Потемкин внезапно упал духом. Неоднократно выражая словесно и в письмах императрице, что «весьма нужно протянуть два года, ибо война прервет построение флота», он сам эту войну вызвал. Растерянность и отчаяние повергли его в жестокую гипохондрию. Екатерина из Петербурга сама начала руководить кампанией, побуждая возможно скорей переходить к действиям наступательным.
Гарновский, доверенный человек Потемкина, писал ему, что все его враги подняли голову и, так как они почитают одного светлейшего виновником нежеланной войны, то, замыслив против него «маленькое шиканство», [99]99
Дрязги, крючкотворство.
[Закрыть]уже чинят препятствия к новому набору рекрутов.
Императрица приказала наладить отменно скорее сообщение между столицей и ставкой Потемкина. Для курьеров на каждой станции стояло по двенадцати лошадей. Но светлейший с донесениями медлил и в полном расстройстве чувств умолял разрешить ему оставить пост главнокомандующего, приехать в Петербург, «удалиться в частную жизнь, скрыться…» Екатерина вспыхнула, написала резкое письмо, которое начиналось словами:
«Я полагаю, что в военное время фельдмаршалу надлежит при армии находиться».
От посылки подобного письма удержал Екатерину Мамонов, фаворит, всем обязанный Потемкину. Он продолжал верить в его таланты и удачу, упадок духа считал временным, убеждал в том же и матушку.
Наконец Потемкин, решаясь на встречу с турками в море, приказал контр-адмиралу Войновичу собрать флот и «произвести дело». Он потребовал в своем ордере атаковать флот турецкий, где бы его ни завидели, и во что бы то ни стало, хотя бы всем пропасть, но «должно показать свою неустрашимость к нападению и истреблению неприятеля».
Но фортуна решительно Потемкину изменила. Корабли застигнуты были страшной бурей, неистовствовавшей несколько дней, и детище его – флот севастопольский был разметан и поврежден.
Потемкин писал Екатерине:
«Матушка… корабли и большие фрегаты пропали, бог бьет, а не турки. Ей, я почти мертв, я все милости и имение, которое получил от щедрот ваших, повергаю к стопам вашим и хочу в уединении и неизвестности кончить жизнь, которая, думаю, не продолжится».
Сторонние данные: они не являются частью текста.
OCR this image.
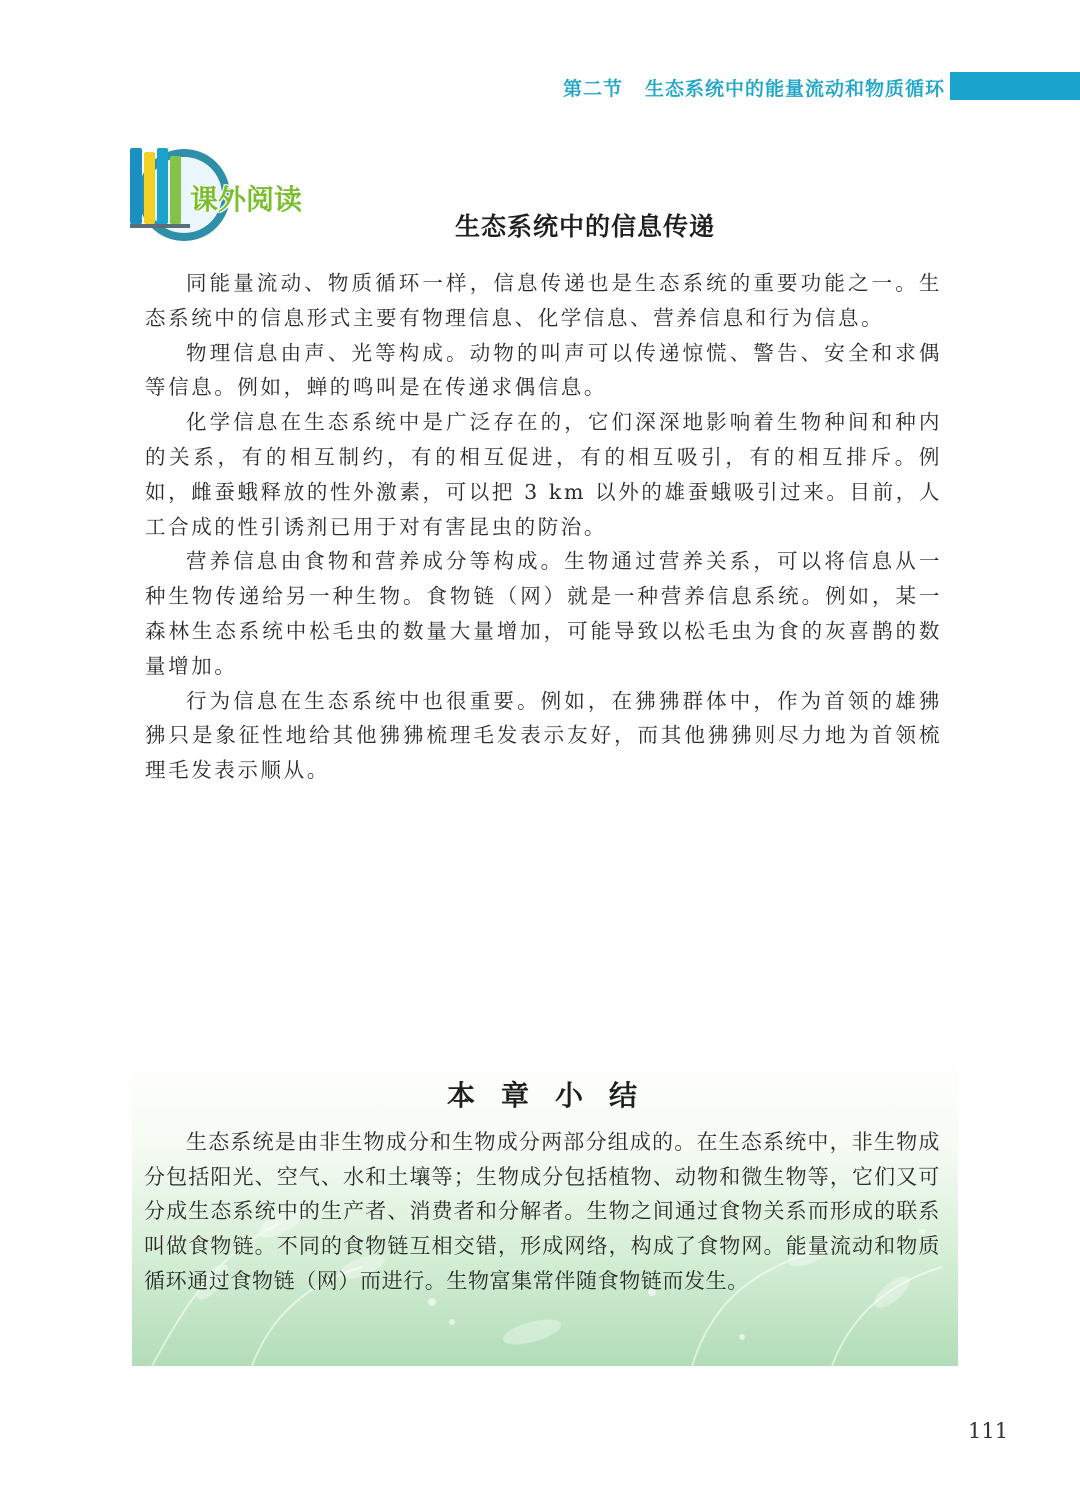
第二节 生态系统中的能量流动和物质循环
课外阅读
生态系统中的信息传递

同能量流动、物质循环一样，信息传递也是生态系统的重要功能之一。生态系统中的信息形式主要有物理信息、化学信息、营养信息和行为信息。

物理信息由声、光等构成。动物的叫声可以传递惊慌、警告、安全和求偶等信息。例如，蝉的鸣叫是在传递求偶信息。

化学信息在生态系统中是广泛存在的，它们深深地影响着生物种间和种内的关系，有的相互制约，有的相互促进，有的相互吸引，有的相互排斥。例如，雌蚕蛾释放的性外激素，可以把 3 km 以外的雄蚕蛾吸引过来。目前，人工合成的性引诱剂已用于对有害昆虫的防治。

营养信息由食物和营养成分等构成。生物通过营养关系，可以将信息从一种生物传递给另一种生物。食物链（网）就是一种营养信息系统。例如，某一森林生态系统中松毛虫的数量大量增加，可能导致以松毛虫为食的灰喜鹊的数量增加。

行为信息在生态系统中也很重要。例如，在狒狒群体中，作为首领的雄狒狒只是象征性地给其他狒狒梳理毛发表示友好，而其他狒狒则尽力地为首领梳理毛发表示顺从。

本章小结

生态系统是由非生物成分和生物成分两部分组成的。在生态系统中，非生物成分包括阳光、空气、水和土壤等；生物成分包括植物、动物和微生物等，它们又可分成生态系统中的生产者、消费者和分解者。生物之间通过食物关系而形成的联系叫做食物链。不同的食物链互相交错，形成网络，构成了食物网。能量流动和物质循环通过食物链（网）而进行。生物富集常伴随食物链而发生。

111
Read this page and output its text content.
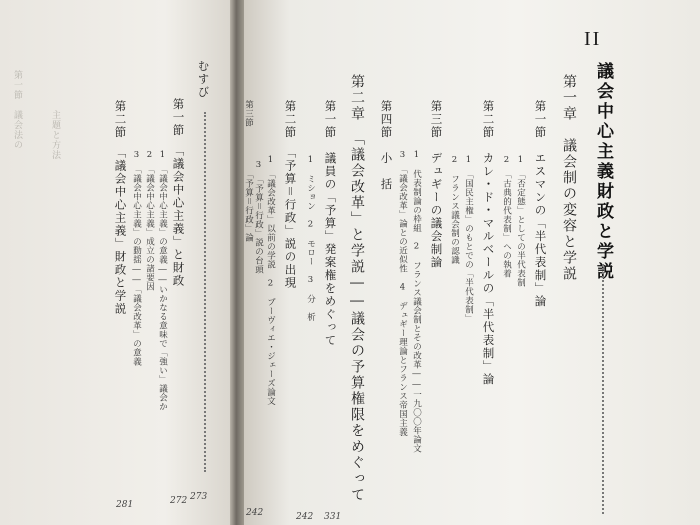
第一節　議会法の	主題と方法
むすび
第一節　「議会中心主義」と財政
1　「議会中心主義」の意義――いかなる意味で「強い」議会か
2　「議会中心主義」成立の諸要因
3　「議会中心主義」の動揺――「議会改革」の意義
第二節　「議会中心主義」財政と学説
272 273
281
II
議会中心主義財政と学説
第一章　議会制の変容と学説
第一節　エスマンの「半代表制」論
1　「否定態」としての半代表制
2　「古典的代表制」への執着
第二節　カレ・ド・マルベールの「半代表制」論
1　「国民主権」のもとでの「半代表制」
2　フランス議会制の認識
第三節　デュギーの議会制論
1　代表制論の枠組　2　フランス議会制とその改革――一九〇〇年論文
3　「議会改革」論との近似性　4　デュギー理論とフランス帝国主義
第四節　小　括
第二章　「議会改革」と学説――議会の予算権限をめぐって
第一節　議員の「予算」発案権をめぐって
1　ミション　2　モロー　3　分　析
第二節　「予算＝行政」説の出現
1　「議会改革」以前の学説　2　ブーヴィエ・ジェーズ論文
3　「予算＝行政」説の台頭
「予算＝行政」論
第三節
242	242 331
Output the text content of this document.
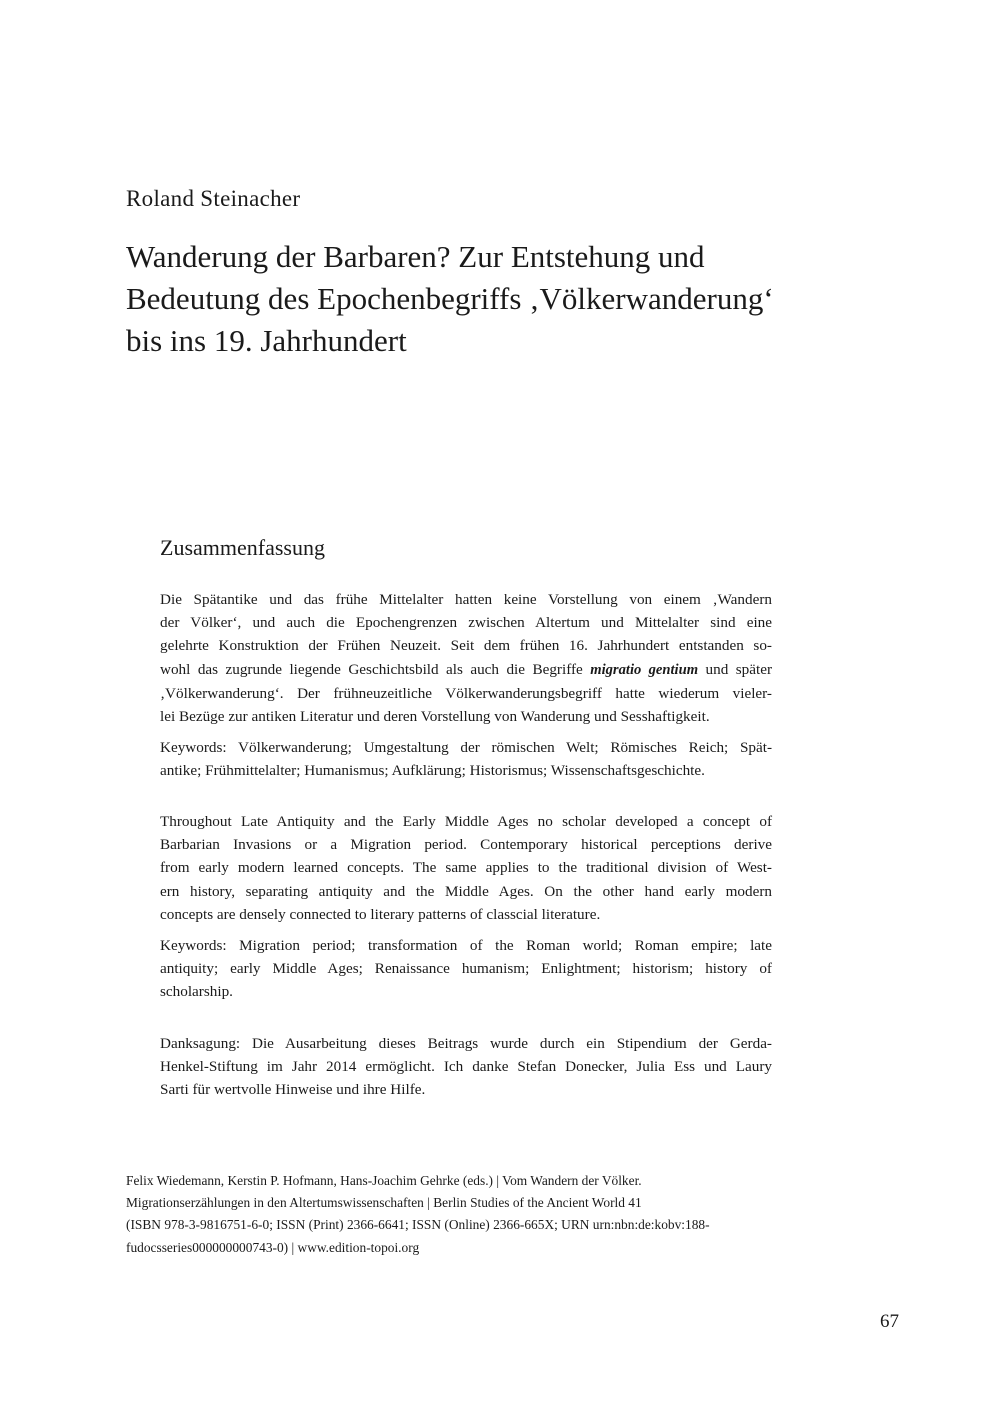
Roland Steinacher
Wanderung der Barbaren? Zur Entstehung und
Bedeutung des Epochenbegriffs ‚Völkerwanderung‘
bis ins 19. Jahrhundert
Zusammenfassung

Die Spätantike und das frühe Mittelalter hatten keine Vorstellung von einem ‚Wandern
der Völker‘, und auch die Epochengrenzen zwischen Altertum und Mittelalter sind eine
gelehrte Konstruktion der Frühen Neuzeit. Seit dem frühen 16. Jahrhundert entstanden so-
wohl das zugrunde liegende Geschichtsbild als auch die Begriffe migratio gentium und später
‚Völkerwanderung‘. Der frühneuzeitliche Völkerwanderungsbegriff hatte wiederum vieler-
lei Bezüge zur antiken Literatur und deren Vorstellung von Wanderung und Sesshaftigkeit.

Keywords: Völkerwanderung; Umgestaltung der römischen Welt; Römisches Reich; Spät-
antike; Frühmittelalter; Humanismus; Aufklärung; Historismus; Wissenschaftsgeschichte.

Throughout Late Antiquity and the Early Middle Ages no scholar developed a concept of
Barbarian Invasions or a Migration period. Contemporary historical perceptions derive
from early modern learned concepts. The same applies to the traditional division of West-
ern history, separating antiquity and the Middle Ages. On the other hand early modern
concepts are densely connected to literary patterns of classcial literature.

Keywords: Migration period; transformation of the Roman world; Roman empire; late
antiquity; early Middle Ages; Renaissance humanism; Enlightment; historism; history of
scholarship.

Danksagung: Die Ausarbeitung dieses Beitrags wurde durch ein Stipendium der Gerda-
Henkel-Stiftung im Jahr 2014 ermöglicht. Ich danke Stefan Donecker, Julia Ess und Laury
Sarti für wertvolle Hinweise und ihre Hilfe.

Felix Wiedemann, Kerstin P. Hofmann, Hans-Joachim Gehrke (eds.) | Vom Wandern der Völker.
Migrationserzählungen in den Altertumswissenschaften | Berlin Studies of the Ancient World 41
(ISBN 978-3-9816751-6-0; ISSN (Print) 2366-6641; ISSN (Online) 2366-665X; URN urn:nbn:de:kobv:188-
fudocsseries000000000743-0) | www.edition-topoi.org

67
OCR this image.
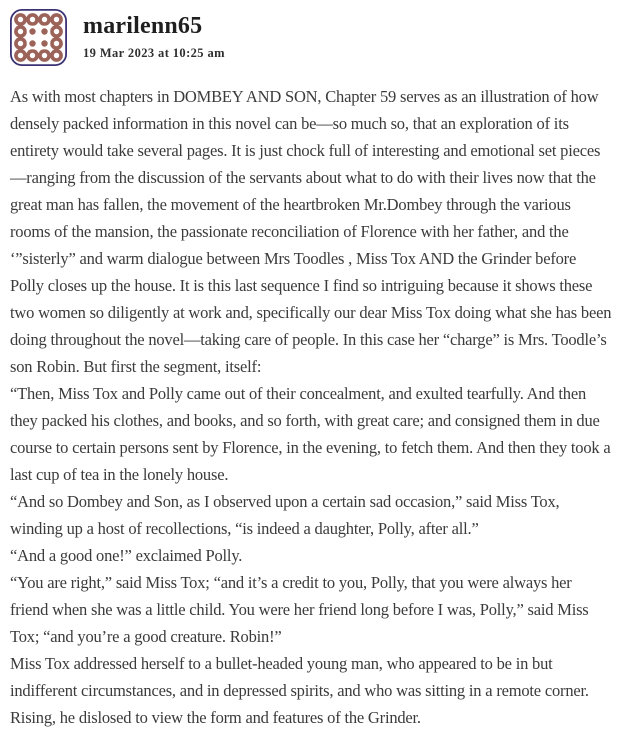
marilenn65
19 Mar 2023 at 10:25 am

As with most chapters in DOMBEY AND SON, Chapter 59 serves as an illustration of how densely packed information in this novel can be—so much so, that an exploration of its entirety would take several pages. It is just chock full of interesting and emotional set pieces—ranging from the discussion of the servants about what to do with their lives now that the great man has fallen, the movement of the heartbroken Mr.Dombey through the various rooms of the mansion, the passionate reconciliation of Florence with her father, and the ‘”sisterly” and warm dialogue between Mrs Toodles , Miss Tox AND the Grinder before Polly closes up the house. It is this last sequence I find so intriguing because it shows these two women so diligently at work and, specifically our dear Miss Tox doing what she has been doing throughout the novel—taking care of people. In this case her “charge” is Mrs. Toodle’s son Robin. But first the segment, itself:

“Then, Miss Tox and Polly came out of their concealment, and exulted tearfully. And then they packed his clothes, and books, and so forth, with great care; and consigned them in due course to certain persons sent by Florence, in the evening, to fetch them. And then they took a last cup of tea in the lonely house.

“And so Dombey and Son, as I observed upon a certain sad occasion,” said Miss Tox, winding up a host of recollections, “is indeed a daughter, Polly, after all.”

“And a good one!” exclaimed Polly.

“You are right,” said Miss Tox; “and it’s a credit to you, Polly, that you were always her friend when she was a little child. You were her friend long before I was, Polly,” said Miss Tox; “and you’re a good creature. Robin!”

Miss Tox addressed herself to a bullet-headed young man, who appeared to be in but indifferent circumstances, and in depressed spirits, and who was sitting in a remote corner. Rising, he dislosed to view the form and features of the Grinder.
Екатерина отвечала в перепуге:
«Ради бога, не пущайся на сии мысли: когда кто сидит на коне, тот да не сойдет с оного, чтобы держаться за хвост».
В Петербурге шла борьба между сторонниками Потемкина и Румянцева. В совете говорили о том, что светлейший погорячился, дав флоту повеление выступать в море по такому времени, когда суда к выходу не способны. Слухи подхватывал город. Шептались всё громче, что звезда «князя тьмы» закатилась, что императрица его вызывает из армии и все командование вручено будет Румянцеву, под которым сейчас числится одна украинская армия.
Слухи были неправильны. Екатерина, верная своему самолюбию, с упрямой гордостью говорила:
– Честь моя и собственная княжья требует, чтобы он не удалялся в нынешнем году от армии, не сделав какого-нибудь славного дела… Хотя бы Очаков взяли! Ведь должно мне теперь весь свет удостоверить, что я, имея к князю неограниченную во всех делах доверенность, в выборе моем не ошиблась.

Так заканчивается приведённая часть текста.